Any world capital needs to offer choice in the way its population gets around. But successive anti-car administrations in London have used too much stick and not enough carrot. Boris Johnson’s ridiculous strangling of the Northbank route into the City and east started the rot, but could have been mitigated by offering, for example, a sensible river route. The carrot usually dangled is improved bus services and Tube or rail lines, but these simply haven’t caught up with what’s needed, with a negative post-pandemic effect multiplied by strikes.
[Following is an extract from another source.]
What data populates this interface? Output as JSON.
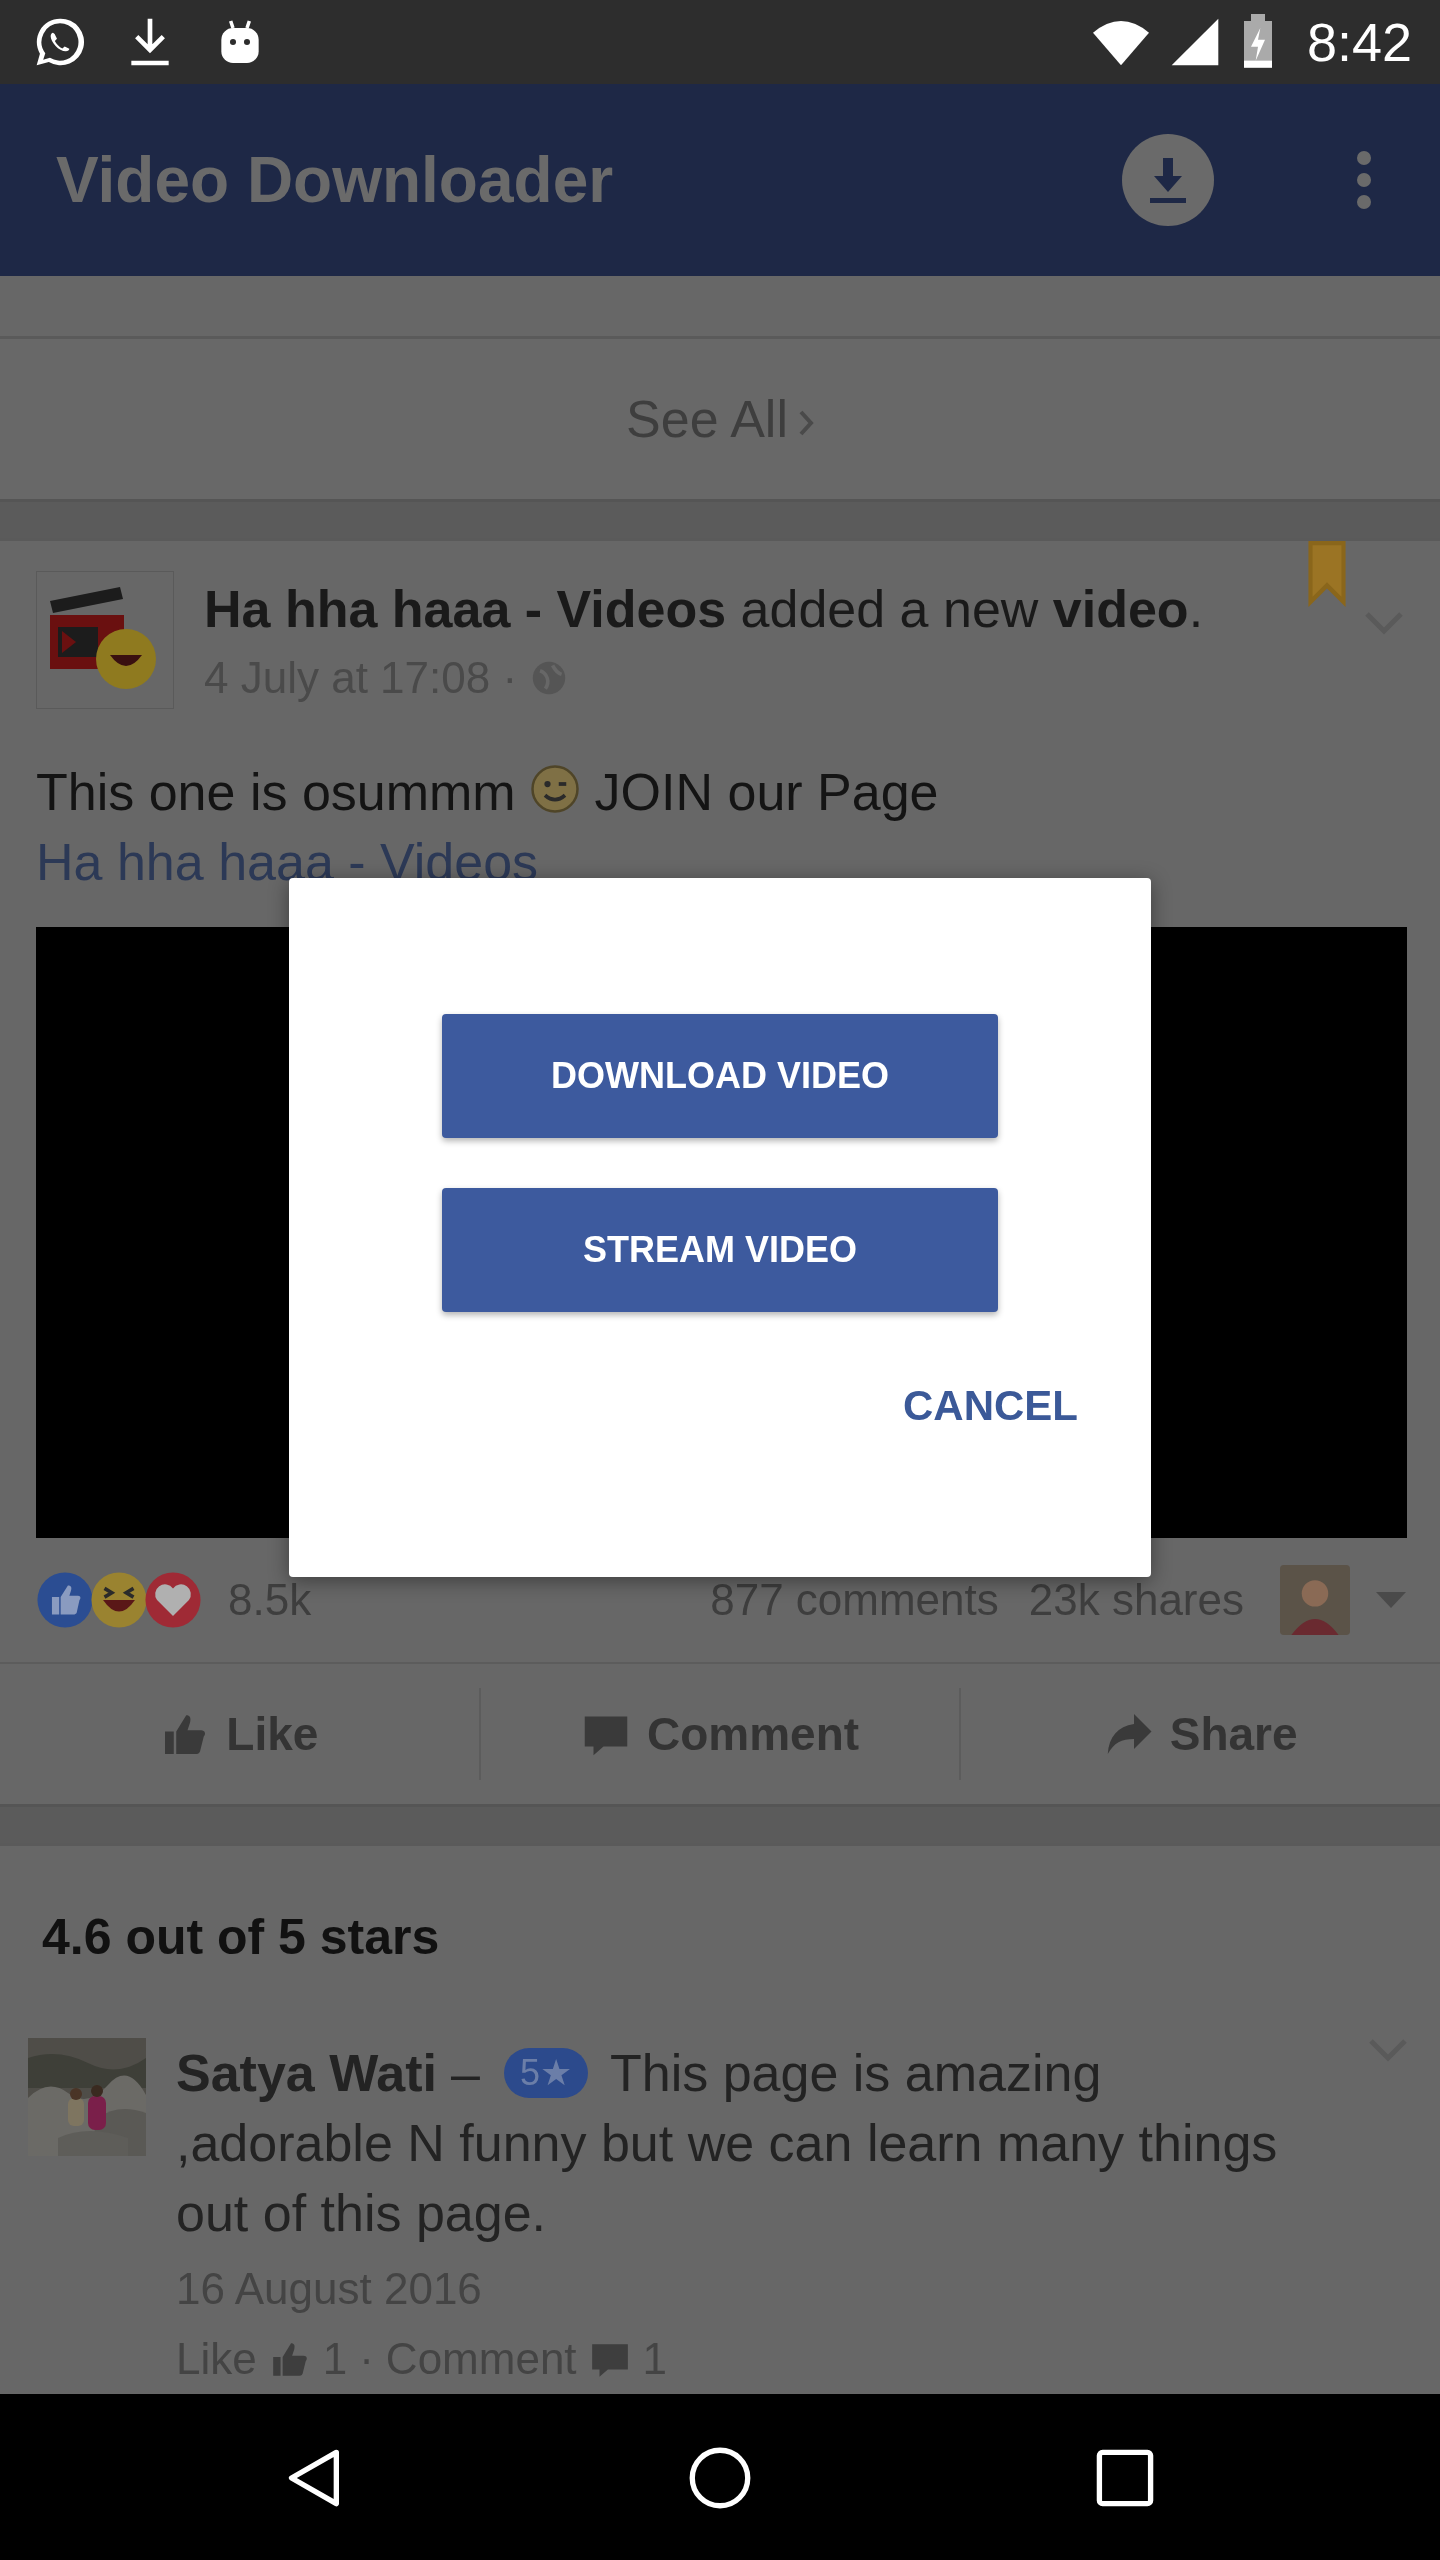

The increasing inability to visit friends and family without risking swingeing fines will affect people’s desire to live here, which in time will dent property values. Drive car owners out of an area and commercial enterprise will suffer. Billions is spent on making cars cleaner and more efficient – but what’s the point if ill-advised politicians looking for a short-term boost keep forcing you off the road anyway? The widening of Ulez zones in London is a shockingly tone deaf example, especially in the midst of a cost-of-living crisis.
It’s a jungle out there – and it’s one that’s monitored almost exclusively remotely, by a team trained to assume those they’re watching represent the lowest common denominator. Are these monitors commission-driven, I wonder? Old-fashioned common sense seems to have gone out the window, with sizeable fines almost accepted as the norm. What if we all stopped paying fines during a specific week? Because if you ask me, it’s time for London’s drivers to fight back.